Wanderful’s annual revenue is between $5 million and $10 million, Smith says. The company operates its partner newspapers’ online shopping sections, where consumers access the content in circulars. There are also mobile Find&Save apps, which can be personalized.
Smith says Wanderful’s apps have about 1 million users, nowhere near the 50 million households reached by preprints weekly.
“Print FSI has not had decline as some of other ad categories,” Smith says. “The market has not fallen off, and that parallels with emerging companies like Valassis and direct mail. It’s hard to find another advertising opportunity that accomplishes the same goal.”
The future, Smith says, lies with mobile devices, rather than websites, but the apps capable of overtaking preprints are just beginning to emerge.
“We’re still looking for an audience with apps,” he says. “No one has an audience today that’s big enough [to match] what they’re able to do in print. Things that crushed other parts of the print business didn’t really occur with this market on the Web.”
In the next five years, Smith says he sees a portfolio of apps, with smartphones at the core, to help consumers on different levels of a shopping experience. Personalization and geolocation will allow users to tailor content to their needs and find the best deals in their area.
“It’s just a matter of when digital will have enough of a product or service that’s going to put a dent in the traditional preprint business, as it put in the tradititional newspaper business,” Costello says, explaining that preprints remain inexpensive for retailers.

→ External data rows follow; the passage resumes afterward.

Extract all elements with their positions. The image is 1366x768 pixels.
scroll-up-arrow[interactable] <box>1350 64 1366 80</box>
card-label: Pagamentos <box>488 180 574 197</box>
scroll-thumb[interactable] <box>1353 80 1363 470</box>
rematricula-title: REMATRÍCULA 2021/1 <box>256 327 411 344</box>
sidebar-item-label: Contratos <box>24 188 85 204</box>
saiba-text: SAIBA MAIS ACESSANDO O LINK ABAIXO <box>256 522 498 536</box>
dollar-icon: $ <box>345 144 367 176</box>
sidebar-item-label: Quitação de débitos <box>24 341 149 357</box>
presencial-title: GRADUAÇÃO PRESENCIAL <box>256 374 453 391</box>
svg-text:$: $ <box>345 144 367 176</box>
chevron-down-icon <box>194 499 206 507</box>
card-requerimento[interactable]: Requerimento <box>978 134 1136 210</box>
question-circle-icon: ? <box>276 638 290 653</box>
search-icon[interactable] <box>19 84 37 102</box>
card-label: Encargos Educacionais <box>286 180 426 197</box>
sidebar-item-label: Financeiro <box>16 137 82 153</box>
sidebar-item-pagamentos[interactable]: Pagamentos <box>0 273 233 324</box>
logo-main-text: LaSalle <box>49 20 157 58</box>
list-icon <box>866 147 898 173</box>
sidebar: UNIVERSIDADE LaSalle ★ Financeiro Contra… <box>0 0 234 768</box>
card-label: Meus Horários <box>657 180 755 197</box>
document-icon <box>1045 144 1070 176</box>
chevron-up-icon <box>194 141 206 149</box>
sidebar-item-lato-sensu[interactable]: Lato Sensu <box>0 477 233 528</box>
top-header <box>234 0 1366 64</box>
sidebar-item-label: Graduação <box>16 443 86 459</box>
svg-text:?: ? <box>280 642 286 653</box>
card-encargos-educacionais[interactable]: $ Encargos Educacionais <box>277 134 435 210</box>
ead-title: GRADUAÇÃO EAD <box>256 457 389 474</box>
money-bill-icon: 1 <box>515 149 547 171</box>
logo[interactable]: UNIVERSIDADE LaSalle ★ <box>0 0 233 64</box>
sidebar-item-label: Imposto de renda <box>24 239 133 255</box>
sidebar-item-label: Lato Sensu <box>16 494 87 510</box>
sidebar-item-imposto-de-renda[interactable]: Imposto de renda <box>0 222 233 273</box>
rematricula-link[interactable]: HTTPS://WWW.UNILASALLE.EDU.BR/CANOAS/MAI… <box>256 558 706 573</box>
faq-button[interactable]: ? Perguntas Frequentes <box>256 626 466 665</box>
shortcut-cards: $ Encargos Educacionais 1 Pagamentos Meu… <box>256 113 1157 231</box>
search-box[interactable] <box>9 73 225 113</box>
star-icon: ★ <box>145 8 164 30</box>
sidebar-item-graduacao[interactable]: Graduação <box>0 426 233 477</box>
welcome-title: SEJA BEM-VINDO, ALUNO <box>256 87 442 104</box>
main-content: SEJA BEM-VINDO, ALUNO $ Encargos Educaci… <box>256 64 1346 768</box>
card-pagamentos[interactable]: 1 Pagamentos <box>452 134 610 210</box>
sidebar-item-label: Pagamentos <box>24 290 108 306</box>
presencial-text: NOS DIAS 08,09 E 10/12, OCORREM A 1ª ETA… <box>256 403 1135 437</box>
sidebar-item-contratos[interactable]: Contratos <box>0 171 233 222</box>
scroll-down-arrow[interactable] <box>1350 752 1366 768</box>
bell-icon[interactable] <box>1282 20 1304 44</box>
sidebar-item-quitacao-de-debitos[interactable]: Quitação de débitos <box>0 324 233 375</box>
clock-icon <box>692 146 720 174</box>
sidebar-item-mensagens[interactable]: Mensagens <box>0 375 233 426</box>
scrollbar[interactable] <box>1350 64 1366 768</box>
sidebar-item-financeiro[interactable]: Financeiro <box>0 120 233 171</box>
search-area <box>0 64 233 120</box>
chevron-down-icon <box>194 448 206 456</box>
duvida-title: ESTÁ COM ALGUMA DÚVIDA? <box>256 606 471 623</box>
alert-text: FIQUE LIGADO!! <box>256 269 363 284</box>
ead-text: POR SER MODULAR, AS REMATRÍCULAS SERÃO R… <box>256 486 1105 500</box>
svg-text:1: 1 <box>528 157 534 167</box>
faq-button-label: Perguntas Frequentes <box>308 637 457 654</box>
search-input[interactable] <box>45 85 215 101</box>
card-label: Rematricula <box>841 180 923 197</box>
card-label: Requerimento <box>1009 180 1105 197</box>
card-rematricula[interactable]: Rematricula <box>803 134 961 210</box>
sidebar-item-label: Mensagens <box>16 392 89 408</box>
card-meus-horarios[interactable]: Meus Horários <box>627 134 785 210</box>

Moving advertising dollars solely to digital has not paid off for retailers, Lane says. She says she’s heard many retailers, including “big guns, like Target and Kohl’s,” tout the importance of preprints to their business, which provides “a lot of bang for their buck.”
A few retailers, including JC Penney and Lowe’s, have experimented by pulling out of preprint marketing, “but the [return on investment] wasn’t there so they went back to preprint,” she says.
“People have written off FSIs like they’ve written off yellow pages,” says Peter Krasilovsky, VP and chief analyst at BIA/Kelsey, which tracks local marketing spend.
“When a retailer drops the budget for FSI, they find that they are missing out on major dollars… and finding [it to be a] serious strategic error. Research shows [FSIs] remain an important part of the mix.”
The future of preprints will remain steady, Lane says, as long as newspaper circulation remains steady. She says the newspaper industry will find a way to use both print and digital forms reaching different audiences.
Costello says strong movement toward digital platforms will begin once retailers can track full-circle retail experiences, from receipt of an offer to purchase. Another game-changer will be mobile payments, where consumers would have mobile wallets comprised with coupons, loyalty programs and offers, but this is still a few years away.
Ultimately, Costello says the move to digital will come once retailers can definitively answer the question, “Can I reach enough people at a good price and get the right redemption?”